Generated by GPT-5-mini| Vlasov movement | |
|---|---|
| Name | Vlasov movement |
| Founded | 1942 |
| Founder | Andrey Vlasov |
| Ideology | Anti-Stalinist collaborationism |
| Active years | 1942–1945 |
| Headquarters | Berlin |
| Area | Eastern Front |
Vlasov movement The Vlasov movement emerged during World War II as an anti-Soviet collaborationist formation associated with Andrey Vlasov, formed amid the collapse of frontline units during the Operation Barbarossa, the Battle of Stalingrad, and the wider Eastern Front. It intersected with actors such as the Wehrmacht, the Abwehr, and the German Reich Ministry for the Occupied Eastern Territories while engaging figures from émigré circles including the Russian Liberation Movement and organizations tied to the White émigré networks.
The name derives from Andrey Vlasov, a Soviet general captured after the Second Battle of Kharkov and the Siege of Leningrad, whose personal trajectory linked to formations negotiating with the Nazi Party and the Ostministerium, and who became a symbol referenced in discussions among Russian émigrés, members of the Council for the Liberation of the Peoples of Russia, and officers with ties to the Russian All-Military Union.
Founders and early organizers included Andrey Vlasov and collaborators from the Red Army who defected following encirclement operations like Operation Uranus and Case Blue, in coordination with German agencies such as the Foreign Ministry (Nazi Germany) and the Reich Security Main Office. Prominent associated figures and interlocutors included émigré leaders linked to the Russian Liberation Committee, operatives with past ties to the Russian Imperial Movement, and German officials from the Abwehr and the SS who negotiated recruitment, supervision, and deployment.
Ideological statements combined anti-Joseph Stalin rhetoric, appeals to pre-revolutionary symbols known from the Russian Provisional Government era, and promises to restore elements of the Russian Empire social order while rejecting Bolshevik policies instituted after the October Revolution. Writings and proclamations referenced intellectuals and political currents among the White movement, the Cadet Party, and conservative émigré journals, seeking legitimacy by invoking figures like Alexander Kerensky and the legacy of the Imperial Russian Army.

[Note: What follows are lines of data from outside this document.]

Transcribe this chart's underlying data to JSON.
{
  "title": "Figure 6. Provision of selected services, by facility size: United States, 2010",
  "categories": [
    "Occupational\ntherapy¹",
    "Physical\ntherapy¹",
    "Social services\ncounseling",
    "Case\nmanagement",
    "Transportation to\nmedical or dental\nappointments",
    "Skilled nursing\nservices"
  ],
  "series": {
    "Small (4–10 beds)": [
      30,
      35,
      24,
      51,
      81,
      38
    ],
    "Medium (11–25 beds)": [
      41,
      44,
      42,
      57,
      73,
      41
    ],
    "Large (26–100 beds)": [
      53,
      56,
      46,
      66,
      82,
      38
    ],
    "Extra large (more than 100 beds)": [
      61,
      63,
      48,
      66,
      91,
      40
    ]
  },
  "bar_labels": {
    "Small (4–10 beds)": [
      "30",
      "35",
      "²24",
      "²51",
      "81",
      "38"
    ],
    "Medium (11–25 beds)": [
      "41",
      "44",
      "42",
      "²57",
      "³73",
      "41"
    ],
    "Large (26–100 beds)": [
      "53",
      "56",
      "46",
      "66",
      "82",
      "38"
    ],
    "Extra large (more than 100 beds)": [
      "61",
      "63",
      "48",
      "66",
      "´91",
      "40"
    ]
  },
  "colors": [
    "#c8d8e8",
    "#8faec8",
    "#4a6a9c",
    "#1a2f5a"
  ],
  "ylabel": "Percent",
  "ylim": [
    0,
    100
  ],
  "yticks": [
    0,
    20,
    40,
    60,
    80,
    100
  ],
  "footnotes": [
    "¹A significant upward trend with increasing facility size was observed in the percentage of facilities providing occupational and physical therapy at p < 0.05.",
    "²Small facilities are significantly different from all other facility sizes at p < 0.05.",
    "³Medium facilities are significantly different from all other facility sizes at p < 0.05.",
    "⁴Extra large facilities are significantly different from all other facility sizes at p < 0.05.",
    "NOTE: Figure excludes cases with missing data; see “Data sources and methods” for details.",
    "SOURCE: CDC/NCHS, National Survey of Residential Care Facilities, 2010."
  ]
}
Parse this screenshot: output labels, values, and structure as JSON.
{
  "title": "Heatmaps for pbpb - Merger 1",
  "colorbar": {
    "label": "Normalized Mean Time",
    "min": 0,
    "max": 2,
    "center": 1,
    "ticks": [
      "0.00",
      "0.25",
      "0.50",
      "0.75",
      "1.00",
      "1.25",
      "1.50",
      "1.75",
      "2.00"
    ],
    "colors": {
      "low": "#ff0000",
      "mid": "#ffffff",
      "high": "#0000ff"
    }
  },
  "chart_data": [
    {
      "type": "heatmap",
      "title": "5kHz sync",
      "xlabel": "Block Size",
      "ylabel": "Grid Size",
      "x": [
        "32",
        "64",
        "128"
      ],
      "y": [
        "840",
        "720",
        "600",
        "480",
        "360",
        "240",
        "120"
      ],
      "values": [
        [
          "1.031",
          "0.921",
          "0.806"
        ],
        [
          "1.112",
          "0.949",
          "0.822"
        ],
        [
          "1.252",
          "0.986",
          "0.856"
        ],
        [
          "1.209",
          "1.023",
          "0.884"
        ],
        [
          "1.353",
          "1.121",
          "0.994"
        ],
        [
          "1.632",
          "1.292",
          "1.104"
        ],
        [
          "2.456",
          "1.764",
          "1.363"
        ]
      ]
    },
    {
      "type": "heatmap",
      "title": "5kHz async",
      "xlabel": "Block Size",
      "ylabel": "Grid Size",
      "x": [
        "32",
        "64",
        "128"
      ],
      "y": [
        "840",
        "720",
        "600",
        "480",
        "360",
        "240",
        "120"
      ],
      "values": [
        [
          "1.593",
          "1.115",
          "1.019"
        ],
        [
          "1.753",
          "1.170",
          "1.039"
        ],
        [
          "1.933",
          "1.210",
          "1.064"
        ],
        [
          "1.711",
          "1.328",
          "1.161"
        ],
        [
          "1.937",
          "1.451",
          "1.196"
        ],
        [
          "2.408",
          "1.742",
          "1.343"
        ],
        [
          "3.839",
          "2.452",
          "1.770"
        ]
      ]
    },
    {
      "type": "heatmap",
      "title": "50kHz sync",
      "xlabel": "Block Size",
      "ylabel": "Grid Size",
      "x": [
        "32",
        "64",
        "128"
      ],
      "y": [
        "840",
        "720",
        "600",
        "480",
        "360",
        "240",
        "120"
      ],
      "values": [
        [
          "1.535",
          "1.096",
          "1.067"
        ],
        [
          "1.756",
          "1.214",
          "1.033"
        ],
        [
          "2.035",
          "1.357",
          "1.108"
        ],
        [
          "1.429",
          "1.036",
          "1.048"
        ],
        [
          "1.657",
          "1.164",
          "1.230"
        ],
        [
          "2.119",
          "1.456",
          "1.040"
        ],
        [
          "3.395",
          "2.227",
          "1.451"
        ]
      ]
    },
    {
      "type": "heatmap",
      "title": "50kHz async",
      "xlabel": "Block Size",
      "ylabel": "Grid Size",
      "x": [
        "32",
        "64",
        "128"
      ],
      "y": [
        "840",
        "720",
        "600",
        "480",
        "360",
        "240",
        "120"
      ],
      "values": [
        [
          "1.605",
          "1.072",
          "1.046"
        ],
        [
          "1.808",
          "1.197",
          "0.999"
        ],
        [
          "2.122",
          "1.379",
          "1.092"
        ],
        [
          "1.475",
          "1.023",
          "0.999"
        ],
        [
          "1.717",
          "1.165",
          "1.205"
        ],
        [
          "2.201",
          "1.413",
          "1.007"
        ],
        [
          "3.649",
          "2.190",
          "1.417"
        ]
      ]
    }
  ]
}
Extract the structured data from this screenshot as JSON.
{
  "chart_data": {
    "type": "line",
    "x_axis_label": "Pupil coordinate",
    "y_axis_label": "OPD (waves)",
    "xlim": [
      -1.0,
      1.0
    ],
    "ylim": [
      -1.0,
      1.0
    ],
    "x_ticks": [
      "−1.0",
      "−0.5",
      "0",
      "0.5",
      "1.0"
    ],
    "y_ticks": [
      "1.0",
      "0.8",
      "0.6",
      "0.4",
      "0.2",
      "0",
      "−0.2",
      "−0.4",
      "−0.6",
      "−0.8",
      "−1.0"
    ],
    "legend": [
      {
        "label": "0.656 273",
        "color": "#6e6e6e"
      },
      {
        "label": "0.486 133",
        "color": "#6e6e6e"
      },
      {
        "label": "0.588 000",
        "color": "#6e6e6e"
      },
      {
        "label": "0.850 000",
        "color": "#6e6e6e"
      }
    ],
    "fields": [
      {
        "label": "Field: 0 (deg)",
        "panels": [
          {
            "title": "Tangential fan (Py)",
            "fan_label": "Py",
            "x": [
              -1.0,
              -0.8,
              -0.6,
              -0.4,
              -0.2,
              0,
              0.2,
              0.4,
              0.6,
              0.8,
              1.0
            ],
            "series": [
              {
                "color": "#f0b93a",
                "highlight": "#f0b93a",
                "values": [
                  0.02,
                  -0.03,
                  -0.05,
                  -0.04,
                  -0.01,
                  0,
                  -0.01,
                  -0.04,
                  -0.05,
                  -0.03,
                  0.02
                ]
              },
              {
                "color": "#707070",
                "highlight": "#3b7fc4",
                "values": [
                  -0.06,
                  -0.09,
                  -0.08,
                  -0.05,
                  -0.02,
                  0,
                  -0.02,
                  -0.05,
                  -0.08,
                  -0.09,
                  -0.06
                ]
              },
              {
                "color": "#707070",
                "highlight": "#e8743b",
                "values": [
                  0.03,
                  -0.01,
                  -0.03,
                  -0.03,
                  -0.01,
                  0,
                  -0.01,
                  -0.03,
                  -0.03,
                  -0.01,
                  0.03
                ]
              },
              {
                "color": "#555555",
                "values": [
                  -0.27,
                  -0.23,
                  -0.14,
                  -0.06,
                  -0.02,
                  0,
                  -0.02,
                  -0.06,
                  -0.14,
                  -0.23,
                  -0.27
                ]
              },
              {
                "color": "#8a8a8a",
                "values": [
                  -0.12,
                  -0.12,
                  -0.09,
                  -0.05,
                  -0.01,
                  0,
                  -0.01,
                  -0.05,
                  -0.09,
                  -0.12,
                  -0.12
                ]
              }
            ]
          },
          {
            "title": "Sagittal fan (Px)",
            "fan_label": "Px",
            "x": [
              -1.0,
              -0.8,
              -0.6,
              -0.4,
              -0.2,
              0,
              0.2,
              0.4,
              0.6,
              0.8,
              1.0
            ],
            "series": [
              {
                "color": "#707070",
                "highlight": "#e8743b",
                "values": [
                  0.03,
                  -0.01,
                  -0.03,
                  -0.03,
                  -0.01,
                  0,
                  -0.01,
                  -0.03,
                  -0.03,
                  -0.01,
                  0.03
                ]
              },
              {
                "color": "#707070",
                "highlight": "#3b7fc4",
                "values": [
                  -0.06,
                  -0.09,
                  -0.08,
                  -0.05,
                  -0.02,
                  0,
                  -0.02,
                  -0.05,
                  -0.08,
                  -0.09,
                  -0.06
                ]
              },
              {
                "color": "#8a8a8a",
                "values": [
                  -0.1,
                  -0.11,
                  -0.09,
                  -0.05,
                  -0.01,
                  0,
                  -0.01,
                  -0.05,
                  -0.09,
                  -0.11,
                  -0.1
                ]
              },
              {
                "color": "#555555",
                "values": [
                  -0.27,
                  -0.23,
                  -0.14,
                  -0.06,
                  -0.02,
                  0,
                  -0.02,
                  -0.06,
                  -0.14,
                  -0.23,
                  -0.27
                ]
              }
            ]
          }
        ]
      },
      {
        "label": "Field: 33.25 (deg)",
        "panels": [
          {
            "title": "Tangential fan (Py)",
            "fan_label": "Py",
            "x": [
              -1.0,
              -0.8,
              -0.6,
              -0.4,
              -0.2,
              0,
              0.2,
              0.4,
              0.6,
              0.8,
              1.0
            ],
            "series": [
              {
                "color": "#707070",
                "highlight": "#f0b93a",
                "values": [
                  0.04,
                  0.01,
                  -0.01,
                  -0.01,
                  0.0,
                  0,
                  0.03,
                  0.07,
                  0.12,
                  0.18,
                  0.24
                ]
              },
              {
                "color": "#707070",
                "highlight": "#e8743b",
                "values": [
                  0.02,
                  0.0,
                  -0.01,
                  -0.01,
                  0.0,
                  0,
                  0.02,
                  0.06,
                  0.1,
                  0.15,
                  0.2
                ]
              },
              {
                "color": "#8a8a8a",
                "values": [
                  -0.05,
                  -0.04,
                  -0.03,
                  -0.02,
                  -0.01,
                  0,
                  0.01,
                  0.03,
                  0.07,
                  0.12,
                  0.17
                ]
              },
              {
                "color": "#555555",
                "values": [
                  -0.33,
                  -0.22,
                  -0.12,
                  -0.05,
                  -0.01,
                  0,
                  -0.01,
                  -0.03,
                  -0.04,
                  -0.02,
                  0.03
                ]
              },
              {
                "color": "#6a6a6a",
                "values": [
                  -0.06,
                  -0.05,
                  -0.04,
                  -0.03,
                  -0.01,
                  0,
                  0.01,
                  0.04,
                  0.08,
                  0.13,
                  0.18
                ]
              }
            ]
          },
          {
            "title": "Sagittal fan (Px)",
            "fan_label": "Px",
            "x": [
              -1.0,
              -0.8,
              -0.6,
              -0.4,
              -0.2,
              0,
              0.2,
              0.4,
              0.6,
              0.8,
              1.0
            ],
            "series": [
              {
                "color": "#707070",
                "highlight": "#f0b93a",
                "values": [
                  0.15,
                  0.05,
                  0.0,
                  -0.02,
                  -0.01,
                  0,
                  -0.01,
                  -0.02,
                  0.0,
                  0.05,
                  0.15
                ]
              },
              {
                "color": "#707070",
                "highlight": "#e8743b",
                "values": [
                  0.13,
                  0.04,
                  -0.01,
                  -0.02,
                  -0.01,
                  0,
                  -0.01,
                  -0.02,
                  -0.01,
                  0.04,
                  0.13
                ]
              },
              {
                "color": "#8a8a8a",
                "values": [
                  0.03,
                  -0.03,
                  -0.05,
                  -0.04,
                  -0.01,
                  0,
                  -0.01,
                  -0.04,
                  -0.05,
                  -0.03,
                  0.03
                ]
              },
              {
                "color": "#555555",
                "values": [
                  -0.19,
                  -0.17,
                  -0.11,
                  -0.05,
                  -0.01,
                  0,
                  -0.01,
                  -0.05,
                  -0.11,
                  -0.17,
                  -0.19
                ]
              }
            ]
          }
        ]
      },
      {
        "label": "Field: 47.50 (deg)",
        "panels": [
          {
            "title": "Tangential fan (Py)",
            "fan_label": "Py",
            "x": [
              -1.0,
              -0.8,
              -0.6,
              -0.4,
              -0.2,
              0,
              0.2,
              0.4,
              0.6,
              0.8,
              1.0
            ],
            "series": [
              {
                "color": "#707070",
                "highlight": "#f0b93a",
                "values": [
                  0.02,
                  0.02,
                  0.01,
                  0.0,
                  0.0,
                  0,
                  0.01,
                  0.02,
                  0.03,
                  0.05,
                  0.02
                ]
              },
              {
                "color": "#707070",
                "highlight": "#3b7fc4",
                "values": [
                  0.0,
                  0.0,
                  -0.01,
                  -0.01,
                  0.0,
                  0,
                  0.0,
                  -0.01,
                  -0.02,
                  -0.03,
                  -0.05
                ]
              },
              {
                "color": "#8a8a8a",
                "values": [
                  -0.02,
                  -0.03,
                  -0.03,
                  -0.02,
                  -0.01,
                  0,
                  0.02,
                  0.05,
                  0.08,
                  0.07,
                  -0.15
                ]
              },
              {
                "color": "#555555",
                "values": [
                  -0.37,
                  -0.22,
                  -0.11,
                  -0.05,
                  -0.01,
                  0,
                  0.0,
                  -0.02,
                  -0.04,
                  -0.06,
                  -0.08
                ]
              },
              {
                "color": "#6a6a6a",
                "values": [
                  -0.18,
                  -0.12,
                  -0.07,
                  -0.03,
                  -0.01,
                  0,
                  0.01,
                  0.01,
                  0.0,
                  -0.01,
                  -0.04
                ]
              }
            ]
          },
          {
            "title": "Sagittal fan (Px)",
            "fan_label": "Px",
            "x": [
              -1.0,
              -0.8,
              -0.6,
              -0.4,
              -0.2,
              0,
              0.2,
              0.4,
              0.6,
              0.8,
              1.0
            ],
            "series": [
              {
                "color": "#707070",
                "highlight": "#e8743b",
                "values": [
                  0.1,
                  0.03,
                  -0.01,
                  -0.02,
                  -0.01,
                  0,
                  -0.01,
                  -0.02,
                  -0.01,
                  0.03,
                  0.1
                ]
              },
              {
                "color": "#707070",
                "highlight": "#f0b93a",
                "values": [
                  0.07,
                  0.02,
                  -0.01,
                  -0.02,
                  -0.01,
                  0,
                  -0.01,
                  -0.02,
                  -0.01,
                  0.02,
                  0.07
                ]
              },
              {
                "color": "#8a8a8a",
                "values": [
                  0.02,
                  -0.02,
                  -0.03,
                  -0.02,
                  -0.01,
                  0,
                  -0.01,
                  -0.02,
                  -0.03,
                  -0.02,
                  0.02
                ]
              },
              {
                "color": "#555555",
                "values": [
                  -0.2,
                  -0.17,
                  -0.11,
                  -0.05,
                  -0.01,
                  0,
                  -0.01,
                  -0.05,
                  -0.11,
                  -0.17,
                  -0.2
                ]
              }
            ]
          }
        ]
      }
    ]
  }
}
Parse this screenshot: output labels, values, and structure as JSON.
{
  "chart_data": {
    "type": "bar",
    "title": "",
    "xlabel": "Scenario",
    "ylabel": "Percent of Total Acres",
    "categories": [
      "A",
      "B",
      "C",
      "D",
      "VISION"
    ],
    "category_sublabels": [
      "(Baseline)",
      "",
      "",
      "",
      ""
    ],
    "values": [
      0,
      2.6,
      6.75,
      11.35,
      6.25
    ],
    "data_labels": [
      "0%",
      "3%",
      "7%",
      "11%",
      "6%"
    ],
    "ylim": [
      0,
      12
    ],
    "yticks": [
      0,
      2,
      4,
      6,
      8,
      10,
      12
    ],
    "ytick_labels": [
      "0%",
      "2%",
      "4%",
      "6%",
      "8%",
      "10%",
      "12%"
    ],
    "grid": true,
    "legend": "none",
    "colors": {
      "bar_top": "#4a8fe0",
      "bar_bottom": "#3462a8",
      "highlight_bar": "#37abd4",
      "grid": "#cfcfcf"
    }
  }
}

Organizationally it encompassed military units, political bodies, and propaganda organs interacting with the Wehrmacht High Command, the German Ministry of Propaganda, and occupied administrative centers such as those in Reichskommissariat Ostland and Reichskommissariat Ukraine. Activities included formation of combat detachments, administration of collaborationist municipal councils influenced by émigré committees, recruitment drives coordinated with the Hauptamt Volksdeutsche Mittelstelle, and publishing efforts that cited émigré newspapers and broadcasters associated with the Soviet Red Army defections and POW camps like those run near Stalag facilities.
Key moments included the proclamation of a committee in 1944 following discussions with German authorities during operations concurrent with the Battle of Kursk aftermath, the deployment of units in anti-partisan operations overlapping with campaigns in Belarus and Ukraine, and the eventual collapse of formations during the Vienna Offensive and the Prague Offensive as Allied and Soviet Union forces converged. Final episodes involved capture by NKVD units and trials held under tribunals influenced by leaders from the Yalta Conference settlements.
Reception ranged from support among segments of the White émigré community and some émigré periodicals to denunciation by Soviet institutions and partisan movements like the Soviet partisans and the Polish Home Army, with critics citing collaboration with the Nazi Party and complicity in actions scrutinized by postwar tribunals such as those shaped by policies emerging from the Nuremberg Trials context. Scholarly and political critique engaged historians connected to archives in the Russian State Archive and comparative studies referencing the French Milice and the Ukrainian Insurgent Army.
Legacy debates continue involving historians from institutions like the Academy of Sciences of the USSR successors, émigré scholars associated with the Institute of Russian History, and researchers publishing in journals that examine continuity with the White movement and fracture with the Soviet system. The movement's influence appears in postwar memory politics tied to veterans' associations, contested commemorations in cities such as Prague and Moscow, and in historiographical disputes connected to reconciliation policies discussed at international conferences like those following the Cold War.